4 nov. 2013

Versonajes, de Aurelio González Ovies: Palabra de Vida



La ausencia, la muerte, la diferencia, la pobreza. El hambre y la sed. La nostalgia...

Solo los grandes poetas convierten las humanas heridas en oportunidades de belleza. No hay un verso de Aurelio González Ovies que no sea un manantial de sentido. El lenguaje le entrega sus dones y con esa vara mágica de la sencillez y la hondura que le es inherente, honda y sencillamente, convierte a sus lectores a una nueva vida. Vida en la palabra.

En Aurelio todas las palabras están vivas y se abren paso hacia los seres porque el ser entero queda guarecido en esos versos de luz y de horizonte que se antojan infinitos.

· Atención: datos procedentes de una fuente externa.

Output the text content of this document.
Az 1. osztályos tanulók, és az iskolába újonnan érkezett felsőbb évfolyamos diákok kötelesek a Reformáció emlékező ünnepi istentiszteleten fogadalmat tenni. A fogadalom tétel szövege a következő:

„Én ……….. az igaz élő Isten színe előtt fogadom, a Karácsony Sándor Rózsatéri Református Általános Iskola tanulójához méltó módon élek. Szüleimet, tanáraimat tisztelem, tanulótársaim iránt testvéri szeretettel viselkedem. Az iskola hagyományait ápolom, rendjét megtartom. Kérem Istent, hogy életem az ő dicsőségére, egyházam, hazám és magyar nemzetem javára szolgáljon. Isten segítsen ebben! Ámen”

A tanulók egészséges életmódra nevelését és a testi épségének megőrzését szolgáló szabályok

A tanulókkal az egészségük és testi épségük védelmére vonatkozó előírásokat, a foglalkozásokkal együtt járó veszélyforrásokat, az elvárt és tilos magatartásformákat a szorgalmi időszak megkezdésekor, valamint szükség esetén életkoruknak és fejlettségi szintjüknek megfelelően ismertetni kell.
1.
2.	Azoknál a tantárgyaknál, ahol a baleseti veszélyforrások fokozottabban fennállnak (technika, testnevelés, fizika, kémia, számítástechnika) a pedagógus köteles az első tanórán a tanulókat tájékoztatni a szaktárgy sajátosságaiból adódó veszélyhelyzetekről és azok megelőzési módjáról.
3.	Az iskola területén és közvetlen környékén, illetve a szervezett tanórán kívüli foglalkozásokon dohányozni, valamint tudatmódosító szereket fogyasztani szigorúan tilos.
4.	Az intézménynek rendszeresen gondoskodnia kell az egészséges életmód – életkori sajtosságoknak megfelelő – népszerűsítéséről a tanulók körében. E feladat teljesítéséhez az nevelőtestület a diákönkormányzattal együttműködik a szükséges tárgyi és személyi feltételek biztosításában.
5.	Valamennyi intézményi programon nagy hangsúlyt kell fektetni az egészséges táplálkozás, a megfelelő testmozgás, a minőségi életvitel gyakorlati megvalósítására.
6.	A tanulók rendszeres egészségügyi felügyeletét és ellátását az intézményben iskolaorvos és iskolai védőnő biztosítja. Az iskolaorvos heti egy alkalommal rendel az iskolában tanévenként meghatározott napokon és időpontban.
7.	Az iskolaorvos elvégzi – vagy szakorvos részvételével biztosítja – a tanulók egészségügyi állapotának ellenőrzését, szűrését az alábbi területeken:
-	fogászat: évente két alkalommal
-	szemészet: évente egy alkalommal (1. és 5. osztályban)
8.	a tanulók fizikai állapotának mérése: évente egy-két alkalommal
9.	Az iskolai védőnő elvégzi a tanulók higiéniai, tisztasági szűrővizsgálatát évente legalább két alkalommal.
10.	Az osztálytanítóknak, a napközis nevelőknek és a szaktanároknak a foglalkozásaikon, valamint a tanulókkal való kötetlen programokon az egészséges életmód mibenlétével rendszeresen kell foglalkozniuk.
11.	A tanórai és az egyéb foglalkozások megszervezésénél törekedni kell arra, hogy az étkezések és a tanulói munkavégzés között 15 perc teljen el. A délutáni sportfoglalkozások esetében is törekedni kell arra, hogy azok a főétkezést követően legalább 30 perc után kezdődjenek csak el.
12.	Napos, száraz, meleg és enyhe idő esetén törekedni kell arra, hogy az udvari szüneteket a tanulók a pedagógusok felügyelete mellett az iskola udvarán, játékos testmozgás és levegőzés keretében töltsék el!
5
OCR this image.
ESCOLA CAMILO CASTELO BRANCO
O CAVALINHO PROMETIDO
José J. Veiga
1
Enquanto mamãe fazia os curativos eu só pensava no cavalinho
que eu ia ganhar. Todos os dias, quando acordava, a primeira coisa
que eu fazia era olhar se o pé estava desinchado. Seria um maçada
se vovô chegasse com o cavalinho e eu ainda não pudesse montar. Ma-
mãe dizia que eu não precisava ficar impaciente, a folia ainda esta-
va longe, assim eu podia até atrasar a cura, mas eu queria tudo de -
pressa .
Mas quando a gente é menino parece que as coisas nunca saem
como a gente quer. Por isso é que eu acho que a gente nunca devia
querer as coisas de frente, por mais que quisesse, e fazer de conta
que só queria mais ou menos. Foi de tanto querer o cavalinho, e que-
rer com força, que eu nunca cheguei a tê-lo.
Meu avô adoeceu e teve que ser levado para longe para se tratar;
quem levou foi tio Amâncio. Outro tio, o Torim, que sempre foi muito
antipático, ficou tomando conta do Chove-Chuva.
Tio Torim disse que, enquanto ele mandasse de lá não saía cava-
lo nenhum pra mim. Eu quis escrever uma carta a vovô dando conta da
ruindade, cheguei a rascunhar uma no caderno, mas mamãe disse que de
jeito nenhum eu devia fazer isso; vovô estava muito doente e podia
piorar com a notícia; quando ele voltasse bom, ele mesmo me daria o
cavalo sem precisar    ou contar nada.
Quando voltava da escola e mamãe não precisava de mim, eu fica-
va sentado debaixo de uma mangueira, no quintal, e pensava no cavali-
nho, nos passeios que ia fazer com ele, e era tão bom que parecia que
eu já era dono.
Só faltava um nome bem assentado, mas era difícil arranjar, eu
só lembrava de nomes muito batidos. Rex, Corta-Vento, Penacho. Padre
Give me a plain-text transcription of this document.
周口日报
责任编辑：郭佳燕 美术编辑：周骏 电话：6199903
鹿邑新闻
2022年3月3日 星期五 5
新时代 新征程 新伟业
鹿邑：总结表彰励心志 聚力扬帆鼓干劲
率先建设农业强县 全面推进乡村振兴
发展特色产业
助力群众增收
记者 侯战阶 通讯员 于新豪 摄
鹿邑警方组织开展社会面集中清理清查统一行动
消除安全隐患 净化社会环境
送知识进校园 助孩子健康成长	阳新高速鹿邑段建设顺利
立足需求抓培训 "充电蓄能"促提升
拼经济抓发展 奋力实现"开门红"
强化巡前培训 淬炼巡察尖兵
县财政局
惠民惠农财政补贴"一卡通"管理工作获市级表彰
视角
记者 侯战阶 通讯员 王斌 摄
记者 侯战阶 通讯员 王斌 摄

Al amor de su mirada poética las penas del hombre se enaltecen y en esa su habla del jardín original las fuentes no dejan de manar claridades.

En Aurelio todas las criaturas caminan hacia su significación trascendente, a su lugar necesario en el mundo, a su eternidad. Y ya no son personajes, sino versonajes. Su decir, su hacer, su equivocar, su desaparecer, su llorar... son nombrados de tal manera, de tal manera bella son escritos, que el mundo dorado de la fábula nos amanece de golpe, en nuestro propio barrio y en nuestra misma calle.

La cotidianeidad se ilumina. Se rompe la monotonía. Hablan los pájaros y hablan poesía. El poeta le da la vuelta a la llave del lenguaje y con un signo de puntuación devela el ser profundo de las cosas: Si hace semanas/ que no sueña nada/ habla seriamente/ con las almo-hadas... Todo vuelve a estar lleno de dioses en la escritura de Aurelio González Ovies y el mundo vuelve a nacer bautizado de Palabra. Nuestros muertos, las sombras queridas, pueden asomarse a nuestra dimensión a través de las ventanas que dibuja el poeta y acontecer como una caricia en los delicados versos: Aunque no vuelvas/ ya descubrí / que algunas flores / huelen a ti.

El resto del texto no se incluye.